JAKARTA, INSERTRAKYAT.com – Direktorat Tindak Pidana Ekonomi Khusus (Dittipideksus) Bareskrim Polri mengungkap praktik jual beli saham ilegal yang melibatkan dua perusahaan besar di Indonesia, PT Narada Aset Manajemen dan PT Minna Padi Asset Manajemen. Lima orang ditetapkan sebagai tersangka, menandai kasus ini sebagai salah satu pengungkapan signifikan di pasar modal tahun ini. Rabu (4/2/2026).
Brigjen Ade Safri Simanjuntak, Dirtipideksus Bareskrim Polri, menjelaskan, dugaan manipulasi terjadi melalui underlying asset produk reksadana yang berasal dari saham-saham proyek dikendalikan pihak internal. Pola transaksi diduga sengaja dirancang untuk menciptakan harga pasar semu, sehingga nilai saham tidak mencerminkan kondisi fundamental sesungguhnya.
Dalam kasus PT Narada Aset Manajemen, penyidik telah memeriksa 70 saksi, termasuk ahli pasar modal. Dua tersangka ditetapkan, yaitu MAW, Komisaris Utama, dan DV, Direktur Utara PT Narada Adikara Indonesia. Nilai efek yang diblokir dan disita mencapai sekitar Rp207 miliar per Oktober 2025.
Kasus di PT Minna Padi Asset Manajemen menunjukkan modus yang lebih kompleks. Saham yang menjadi underlying asset reksadana dibeli dari afiliasi dengan harga murah, lalu dijual kembali ke reksadana lain dengan harga tinggi.

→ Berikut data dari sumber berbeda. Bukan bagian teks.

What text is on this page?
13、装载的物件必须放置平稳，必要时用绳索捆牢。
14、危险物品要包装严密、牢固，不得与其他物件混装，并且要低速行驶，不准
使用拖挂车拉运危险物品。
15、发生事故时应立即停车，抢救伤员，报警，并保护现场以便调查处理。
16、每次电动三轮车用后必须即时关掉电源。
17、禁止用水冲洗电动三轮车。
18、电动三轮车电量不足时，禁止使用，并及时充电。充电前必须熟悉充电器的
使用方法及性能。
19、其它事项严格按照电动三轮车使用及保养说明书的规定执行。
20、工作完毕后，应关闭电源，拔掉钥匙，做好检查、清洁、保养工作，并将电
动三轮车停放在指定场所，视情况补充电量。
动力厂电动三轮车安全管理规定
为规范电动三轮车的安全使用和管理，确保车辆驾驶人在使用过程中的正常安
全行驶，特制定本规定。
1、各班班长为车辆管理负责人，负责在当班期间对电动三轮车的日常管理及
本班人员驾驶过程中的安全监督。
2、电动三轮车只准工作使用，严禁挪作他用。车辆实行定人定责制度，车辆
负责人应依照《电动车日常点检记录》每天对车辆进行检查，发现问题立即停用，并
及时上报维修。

Pihak terlibat termasuk pemegang saham ESO, adiknya ESI, dan beberapa perusahaan afiliasi. Tiga tersangka ditetapkan: DJ, Direktur Utama PT MPAM; ESO, pemegang saham; dan EL, istri ESO. Penyidik juga membekukan 14 sub-rekening efek senilai total Rp467 miliar per 15 Desember 2025.
Ade Safri menegaskan, Negara tidak memberikan ruang bagi praktik manipulasi pasar atau kejahatan investasi yang merugikan masyarakat. Siapapun yang terlibat akan diproses hukum secara tuntas.
Penyidik bekerja sama dengan PPATK untuk menelusuri aliran dana dan aset para pelaku. Langkah ini diharapkan memberikan efek jera sekaligus memperkuat perlindungan investor dan menjaga stabilitas pasar modal nasional.
Masyarakat diminta selalu memahami profil risiko investasi dan memastikan transparansi setiap produk keuangan. “Bareskrim akan menindak secara prosedural dan tegas setiap pelaku kejahatan keuangan,” kunci Ade.